Landlords Are Accepting Partial Rent Payments. Ruling Shows This Might Be a Mistake
The economic downturn amid the COVID-19 pandemic has caused some to accept partial rent payments from struggling tenants.
Landlords, beware.
The economic downturn amid the COVID-19 pandemic has caused some to accept partial rent payments from struggling tenants.
But a nugget within a new ruling in a landlord-tenant lawsuit suggests potential unintended consequences.
“Landlords have to be careful when they take lesser payments, especially during COVID, that they are not entering into a new agreement,” said Roy D. Oppenheim, co-founder and senior partner of Florida-based Oppenheim Law, who was not involved in the litigation.
That’s precisely what happened in a dispute before the Court of Appeals of Georgia, in The Hatchett Firm v. Atlanta Life Financial Group—a case involving law-firm tenants and their landlord.
In it, the court sided with the law firm litigants, finding that by accepting reduced and irregular payments for an extended period, plaintiff Atlanta Life Financial group had created a quasi-new agreement. It ruled that by accepting 16 months of initially reduced rent, and then non-payments outside the scope of the initial contractual agreement, the landlord had waived its rights to collect rent.
“I always get concerned where a contract can be changed by a course of conduct,” said Harold Lewis, co-founder and co-managing partner of Pathman Lewis in Miami, who reviewed the decision by Judges Amanda H. Mercier, Sara L. Doyle and Kenneth B. Hodges III of the Georgia Court of Appeals. “If you enter into a course of conduct over a longer period of time, and there’s nothing being done to reserve your rights to the original agreement, there could be a quasi-new agreement created.”
“Because of COVID, you have a lot of situations where landlords have tenants that aren’t doing that well,” said Kelley Kronenberg partner Jim Silver in Florida.
The attorney said he had seen Fort Lauderdale restaurant clients struggling amid the pandemic with leases they can no longer afford.
“In most instances, landlords are going to require personal guarantees with smaller renters,” said Silver.
But as the ruling in The Hatchett Firm v. Atlanta Life Financial Group shows, landlords opting to take what they can get for now might be setting themselves up for more loss.
“By accepting anything other than the terms agreed upon in an initial agreement, you run the risk of inadvertently renegotiating and subsequently creating a new agreement,” said Oppenheim.

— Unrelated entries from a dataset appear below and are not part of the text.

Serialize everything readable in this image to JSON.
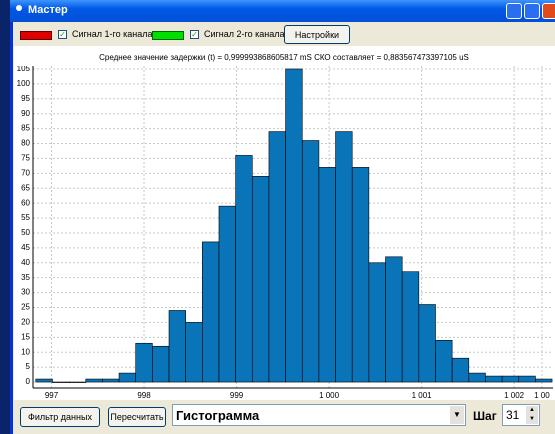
{
  "window": {
    "title": "Мастер"
  },
  "toolbar": {
    "channel1": "Сигнал 1-го канала",
    "channel2": "Сигнал 2-го канала",
    "settings": "Настройки"
  },
  "chart_data": {
    "type": "histogram",
    "title": "Среднее значение задержки (t) = 0,999993868605817 mS СКО составляет = 0,883567473397105 uS",
    "bins": [
      996.83,
      997.01,
      997.19,
      997.37,
      997.55,
      997.73,
      997.91,
      998.09,
      998.27,
      998.45,
      998.63,
      998.81,
      998.99,
      999.17,
      999.35,
      999.53,
      999.71,
      999.89,
      1000.07,
      1000.25,
      1000.43,
      1000.61,
      1000.79,
      1000.97,
      1001.15,
      1001.33,
      1001.51,
      1001.69,
      1001.87,
      1002.05,
      1002.23,
      1002.41
    ],
    "values": [
      1,
      0,
      0,
      1,
      1,
      3,
      13,
      12,
      24,
      20,
      47,
      59,
      76,
      69,
      84,
      105,
      81,
      72,
      84,
      72,
      40,
      42,
      37,
      26,
      14,
      8,
      3,
      2,
      2,
      2,
      1
    ],
    "color": "#0a74b8",
    "xlim": [
      996.8,
      1002.42
    ],
    "xticks": [
      997,
      998,
      999,
      {
        "value": 1000,
        "label": "1 000"
      },
      {
        "value": 1001,
        "label": "1 001"
      },
      {
        "value": 1002,
        "label": "1 002"
      },
      {
        "value": 1002.3,
        "label": "1 00"
      }
    ],
    "ylim": [
      -2,
      106
    ],
    "yticks": [
      0,
      5,
      10,
      15,
      20,
      25,
      30,
      35,
      40,
      45,
      50,
      55,
      60,
      65,
      70,
      75,
      80,
      85,
      90,
      95,
      100,
      105
    ],
    "grid": true
  },
  "controls": {
    "filter": "Фильтр данных",
    "recalc": "Пересчитать",
    "mode": "Гистограмма",
    "step_label": "Шаг",
    "step": "31"
  }
}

Lewis, who heads his firm’s finance and real estate departments, agreed.
“You can’t sit on your hands, even if you have a written agreement,” he said. “Have systems in place to make sure that the contract is being followed precisely. Send timely notices of late payments, and protect your rights.”
The attorneys also offered guidance to help protect tenants.
When negotiating initial leases, especially with the economic pressures of the COVID-19 era, Silver suggested tenants strategize by omitting personal guarantees altogether. If not, he suggested limiting the term limits or total liability exposure under the guarantees.
“It’s becoming more of a renter’s market and the people that are leasing the space have more leverage,” said Silver, who handles complex commercial litigation.
And from Lewis, a tip for tenants unable to satisfy lease conditions due to governmental limits on the business: Consider mounting defenses based on “frustration of purpose or commercial impracticability.”